Sian Norris reconsiders Daphne du Maurier’s novels

When I was a young teenager, I loved Daphne du Maurier’s novels - the suspense in Rebecca, the romance of Frenchman’s Creek, the cold horror of Jamaica Inn. I devoured them, imagining myself on the Cornish coast, face to the wind, splashed with sea spray. But as I got older I forgot about her, did my literature degree and read only ‘high’ literature.

Then, last Christmas, at my parents’ house with no books to read, I picked up my old copy of Frenchman’s Creek and was instantly hooked again. I scoured second hand bookshops for old copies of her novels, ordered those I couldn’t find in the shops from Amazon and rediscovered the love I had held for her books when I was younger, as well as reading other, less well-known novels, such as the horrific novel of obsessive sadism, Julius, and the dark myths of Flight of the Falcon. As an older reader, there was one element of the books that really jumped out at me that I had missed as a teenager, and that was the thoroughly feminist, strong-willed and self-determined women in her novels.

Mary Yellan in Jamaica Inn is, in my view, one of the strongest female characters in du Maurier’s early novels. (Spoiler alert!) This is a woman who, after her father’s death, helped her mother run a successful farm, and nurses her through her long and final illness.

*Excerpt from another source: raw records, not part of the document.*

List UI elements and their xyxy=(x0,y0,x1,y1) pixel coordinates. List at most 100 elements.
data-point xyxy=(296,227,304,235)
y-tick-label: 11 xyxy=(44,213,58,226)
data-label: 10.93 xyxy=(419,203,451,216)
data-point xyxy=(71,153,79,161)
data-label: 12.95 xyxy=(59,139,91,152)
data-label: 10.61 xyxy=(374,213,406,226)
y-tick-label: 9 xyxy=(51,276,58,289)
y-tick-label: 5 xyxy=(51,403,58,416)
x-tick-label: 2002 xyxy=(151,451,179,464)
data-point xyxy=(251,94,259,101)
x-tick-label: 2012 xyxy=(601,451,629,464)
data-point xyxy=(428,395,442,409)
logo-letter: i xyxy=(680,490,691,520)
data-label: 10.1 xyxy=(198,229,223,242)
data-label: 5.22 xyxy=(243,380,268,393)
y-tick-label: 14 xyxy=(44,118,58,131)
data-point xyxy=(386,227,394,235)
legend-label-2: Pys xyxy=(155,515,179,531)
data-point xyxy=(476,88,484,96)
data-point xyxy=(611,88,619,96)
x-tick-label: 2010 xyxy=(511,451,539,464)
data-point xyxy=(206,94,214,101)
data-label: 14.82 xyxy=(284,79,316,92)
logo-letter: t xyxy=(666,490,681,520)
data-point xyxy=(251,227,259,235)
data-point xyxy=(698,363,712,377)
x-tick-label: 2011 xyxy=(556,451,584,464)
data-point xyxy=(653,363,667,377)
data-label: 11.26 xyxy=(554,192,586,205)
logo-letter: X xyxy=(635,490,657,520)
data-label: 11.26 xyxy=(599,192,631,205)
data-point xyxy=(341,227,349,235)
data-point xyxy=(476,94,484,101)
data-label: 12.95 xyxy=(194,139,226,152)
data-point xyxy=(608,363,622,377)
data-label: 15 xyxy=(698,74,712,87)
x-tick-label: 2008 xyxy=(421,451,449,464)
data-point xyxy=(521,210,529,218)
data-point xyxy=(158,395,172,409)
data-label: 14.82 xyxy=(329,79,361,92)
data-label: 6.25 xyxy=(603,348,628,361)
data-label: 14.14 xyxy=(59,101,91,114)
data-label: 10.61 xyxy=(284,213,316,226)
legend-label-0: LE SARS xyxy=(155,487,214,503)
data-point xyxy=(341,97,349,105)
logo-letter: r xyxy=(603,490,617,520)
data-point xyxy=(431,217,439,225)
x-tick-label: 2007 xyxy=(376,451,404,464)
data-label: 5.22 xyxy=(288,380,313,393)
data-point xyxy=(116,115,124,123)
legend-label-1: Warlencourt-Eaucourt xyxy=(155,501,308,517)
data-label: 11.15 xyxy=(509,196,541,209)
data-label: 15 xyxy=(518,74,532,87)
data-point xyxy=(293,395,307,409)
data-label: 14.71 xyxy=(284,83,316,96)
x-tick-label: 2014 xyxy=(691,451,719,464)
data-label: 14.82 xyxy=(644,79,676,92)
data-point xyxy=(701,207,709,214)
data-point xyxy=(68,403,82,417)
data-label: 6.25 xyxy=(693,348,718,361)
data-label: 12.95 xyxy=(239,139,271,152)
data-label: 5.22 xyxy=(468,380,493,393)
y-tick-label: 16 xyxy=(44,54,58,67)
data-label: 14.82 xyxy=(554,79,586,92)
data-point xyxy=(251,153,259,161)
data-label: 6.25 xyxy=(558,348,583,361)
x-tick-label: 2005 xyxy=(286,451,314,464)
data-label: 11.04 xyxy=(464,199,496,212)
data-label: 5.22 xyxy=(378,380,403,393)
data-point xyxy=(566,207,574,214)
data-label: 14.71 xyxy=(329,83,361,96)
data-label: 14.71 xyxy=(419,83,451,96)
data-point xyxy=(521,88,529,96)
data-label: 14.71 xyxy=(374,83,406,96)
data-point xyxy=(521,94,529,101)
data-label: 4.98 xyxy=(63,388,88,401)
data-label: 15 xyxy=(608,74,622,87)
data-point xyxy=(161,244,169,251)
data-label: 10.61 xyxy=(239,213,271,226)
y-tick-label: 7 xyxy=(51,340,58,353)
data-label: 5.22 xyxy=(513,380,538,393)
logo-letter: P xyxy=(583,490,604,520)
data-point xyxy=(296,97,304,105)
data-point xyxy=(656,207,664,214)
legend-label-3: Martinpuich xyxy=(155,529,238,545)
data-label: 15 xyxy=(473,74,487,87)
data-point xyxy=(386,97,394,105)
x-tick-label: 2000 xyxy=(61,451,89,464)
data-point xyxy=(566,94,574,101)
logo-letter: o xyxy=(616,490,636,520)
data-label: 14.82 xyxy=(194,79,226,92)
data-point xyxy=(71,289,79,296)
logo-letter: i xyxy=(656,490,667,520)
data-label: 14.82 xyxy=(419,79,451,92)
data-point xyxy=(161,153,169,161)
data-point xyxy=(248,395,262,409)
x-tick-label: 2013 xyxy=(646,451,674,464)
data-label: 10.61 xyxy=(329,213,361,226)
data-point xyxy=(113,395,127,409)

She goes to Jamaica Inn, where she stands up to her brutish and criminal uncle, she protects her frightened and abused aunt, she fights off a potential rapist, and keeps her pride and her head throughout the horrible things that happen in the inn. She has the upper hand in her love affair with a horse thief and follows her heart and independent spirit, in control of her destiny.